Our field devices frequently go offline due to poor cellular connectivity in remote locations. When they reconnect, the device shadow state doesn’t synchronize properly - the shadow shows stale data from before the disconnect. This causes our automation rules to fire incorrectly because they’re acting on outdated state.

We’re using MQTT for device communication, and the devices typically reconnect within 1-6 hours of going offline. During that time, the cloud-side shadow gets updated by our control system with desired states, but when the device comes back online, these desired states aren’t being applied to the device. The shadow reports show “last updated” timestamps from before the disconnect.

The automation rules misfire because they check shadow state to determine if a device needs configuration updates.
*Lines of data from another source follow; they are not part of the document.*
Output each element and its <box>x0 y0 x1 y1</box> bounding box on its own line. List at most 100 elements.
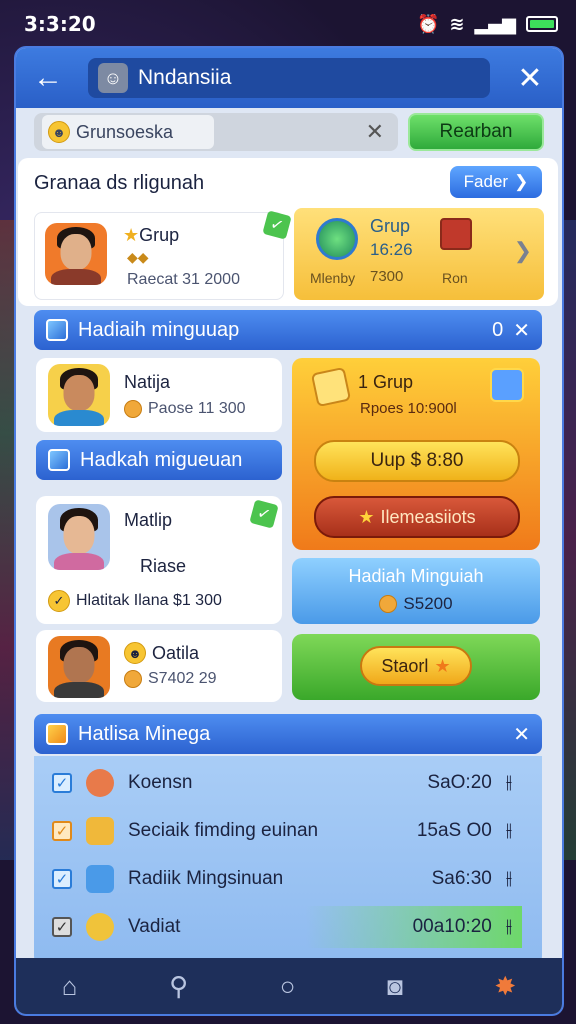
battery-icon <box>526 16 558 32</box>
checkbox[interactable]: ✓ <box>52 773 72 793</box>
status-time: 3:3:20 <box>24 12 96 36</box>
avatar-face <box>63 647 95 684</box>
pin-icon[interactable]: ⫲ <box>506 916 512 938</box>
pin-icon[interactable]: ⫲ <box>506 772 512 794</box>
more-button[interactable]: Fader ❯ <box>450 166 542 198</box>
row-label: Vadiat <box>128 916 181 937</box>
clear-icon[interactable]: ✕ <box>366 119 384 145</box>
search-input[interactable]: ☻ Grunsoeska ✕ <box>34 113 398 151</box>
promo-card[interactable]: Grup 16:26 Mlenby 7300 Ron ❯ <box>294 208 544 300</box>
camera-icon[interactable]: ◙ <box>387 971 403 1002</box>
avatar-icon: ☺ <box>98 63 128 93</box>
row-label: Seciaik fimding euinan <box>128 820 319 841</box>
search-chip[interactable]: ☻ Grunsoeska <box>42 115 214 149</box>
pin-icon[interactable]: ⫲ <box>506 868 512 890</box>
star-icon: ★ <box>358 506 375 527</box>
schedule-panel: ✓ Koensn SaO:20 ⫲ ✓ Seciaik fimding euin… <box>34 756 542 966</box>
list-item[interactable]: Natija Paose 11 300 <box>36 358 282 432</box>
schedule-row[interactable]: ✓ Seciaik fimding euinan 15aS O0 ⫲ <box>42 810 522 852</box>
item-sub: Riase <box>140 556 187 576</box>
weekly-card[interactable]: Hadiah Minguiah S5200 <box>292 558 540 624</box>
star-icon: ★ <box>434 655 451 676</box>
item-footer: Hlatitak Ilana $1 300 <box>76 592 222 609</box>
item-name-row: ☻ Oatila <box>124 642 199 664</box>
avatar <box>86 769 114 797</box>
section2-header: Hadiaih minguuap 0 ✕ <box>34 310 542 350</box>
gift-icon <box>46 723 68 745</box>
wifi-icon: ≋ <box>449 13 465 35</box>
treasure-icon <box>490 368 524 402</box>
coin-icon <box>124 400 142 418</box>
coin-icon <box>379 595 398 613</box>
back-arrow-icon[interactable]: ← <box>28 61 68 95</box>
profile-name: Grup <box>139 225 180 245</box>
box-icon <box>86 817 114 845</box>
list-item[interactable]: ☻ Oatila S7402 29 <box>36 630 282 702</box>
buy-button[interactable]: Uup $ 8:80 <box>314 440 520 482</box>
avatar-shirt <box>54 552 104 570</box>
row-value: Sa6:30 <box>431 868 492 889</box>
checkbox[interactable]: ✓ <box>52 821 72 841</box>
bottom-nav: ⌂ ⚲ ○ ◙ ✸ <box>16 958 562 1014</box>
item-name: Matlip <box>124 510 173 530</box>
promo-value: 7300 <box>370 268 404 285</box>
search-icon[interactable]: ⚲ <box>169 971 188 1002</box>
schedule-row[interactable]: ✓ Koensn SaO:20 ⫲ <box>42 762 522 804</box>
close-icon[interactable]: ✕ <box>513 722 530 747</box>
start-button[interactable]: Staorl ★ <box>360 646 472 686</box>
schedule-row[interactable]: ✓ Vadiat 00a10:20 ⫲ <box>42 906 522 948</box>
close-icon[interactable]: ✕ <box>513 318 530 343</box>
item-sub-row: S7402 29 <box>124 670 217 688</box>
schedule-row[interactable]: ✓ Radiik Mingsinuan Sa6:30 ⫲ <box>42 858 522 900</box>
reward-card: 1 Grup Rpoes 10:900l Uup $ 8:80 ★ Ilemeas… <box>292 358 540 550</box>
item-name: Natija <box>124 372 171 392</box>
home-icon[interactable]: ⌂ <box>62 971 78 1002</box>
avatar <box>48 364 110 426</box>
claim-label: Ilemeasiiots <box>380 506 476 527</box>
title-box[interactable]: ☺ Nndansiia <box>88 58 490 98</box>
section-title: Granaa ds rligunah <box>34 172 205 194</box>
checkbox[interactable]: ✓ <box>52 869 72 889</box>
search-button[interactable]: Rearban <box>408 113 544 151</box>
section2-count: 0 <box>492 318 504 341</box>
profile-icon[interactable]: ✸ <box>494 971 516 1002</box>
promo-label2: Ron <box>442 270 468 286</box>
item-sub-row: Paose 11 300 <box>124 400 246 418</box>
chevron-right-icon[interactable]: ❯ <box>514 238 532 264</box>
signal-icon: ▂▄▆ <box>474 13 516 35</box>
circle-icon[interactable]: ○ <box>280 971 296 1002</box>
start-label: Staorl <box>381 655 429 676</box>
coin-icon <box>86 913 114 941</box>
top-bar: ← ☺ Nndansiia ✕ <box>16 48 562 108</box>
claim-button[interactable]: ★ Ilemeasiiots <box>314 496 520 538</box>
chevron-right-icon: ❯ <box>514 172 529 191</box>
pin-icon[interactable]: ⫲ <box>506 820 512 842</box>
row-value: 15aS O0 <box>416 820 492 841</box>
promo-time: 16:26 <box>370 240 413 259</box>
close-icon[interactable]: ✕ <box>510 61 550 96</box>
window-title: Nndansiia <box>138 66 232 89</box>
smiley-icon: ☻ <box>48 121 70 143</box>
profile-name-row: ★Grup <box>123 225 179 246</box>
section2-title: Hadiaih minguuap <box>78 318 240 341</box>
section3-title: Hatlisa Minega <box>78 722 211 745</box>
promo-title: Grup <box>370 216 411 236</box>
promo-label1: Mlenby <box>310 270 356 286</box>
item-sub: Paose 11 300 <box>148 400 246 417</box>
search-chip-text: Grunsoeska <box>76 121 174 142</box>
item-sub: S7402 29 <box>148 670 217 687</box>
section3-header: Hatlisa Minega ✕ <box>34 714 542 754</box>
profile-card[interactable]: ★Grup ◆◆ Raecat 31 2000 ✓ <box>34 210 292 300</box>
checkbox[interactable]: ✓ <box>52 917 72 937</box>
avatar-face <box>60 234 92 271</box>
weekly-title: Hadiah Minguiah <box>348 566 484 586</box>
list-item[interactable]: Matlip Riase ✓ Hlatitak Ilana $1 300 ✓ <box>36 496 282 624</box>
featured-section: Granaa ds rligunah Fader ❯ ★Grup ◆◆ Raeca… <box>18 158 558 306</box>
avatar <box>48 636 110 698</box>
check-icon: ✓ <box>262 210 292 240</box>
alarm-icon: ⏰ <box>416 13 440 35</box>
avatar-face <box>63 515 95 555</box>
cube-icon <box>46 319 68 341</box>
start-card: Staorl ★ <box>292 634 540 700</box>
avatar-shirt <box>51 268 101 285</box>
With stale shadow data, devices don’t get the updates they need. We’ve verified that the devices are successfully reconnecting and can receive messages, but the shadow sync just doesn’t happen. Is there a configuration for MQTT persistent sessions or retained messages that we’re missing?

Beyond persistent sessions, you need to use retained messages for the shadow desired state topic. When you publish desired state changes to the shadow, set the MQTT retain flag to true. This ensures the latest desired state is immediately delivered when a device reconnects, even if it was offline when the update was published. The device should subscribe to both the shadow delta topic and the full shadow document topic on reconnection.

Are you using clean session or persistent session on the MQTT connection? For device shadow sync to work properly with offline devices, you need persistent sessions enabled. Also check if your devices are subscribing to the shadow delta topic when they reconnect.

We’re using clean session (cleanSession=true) because we thought that would prevent message queue buildup. Should we switch to persistent sessions? What about the message queue - won’t that grow unbounded if devices are offline for hours?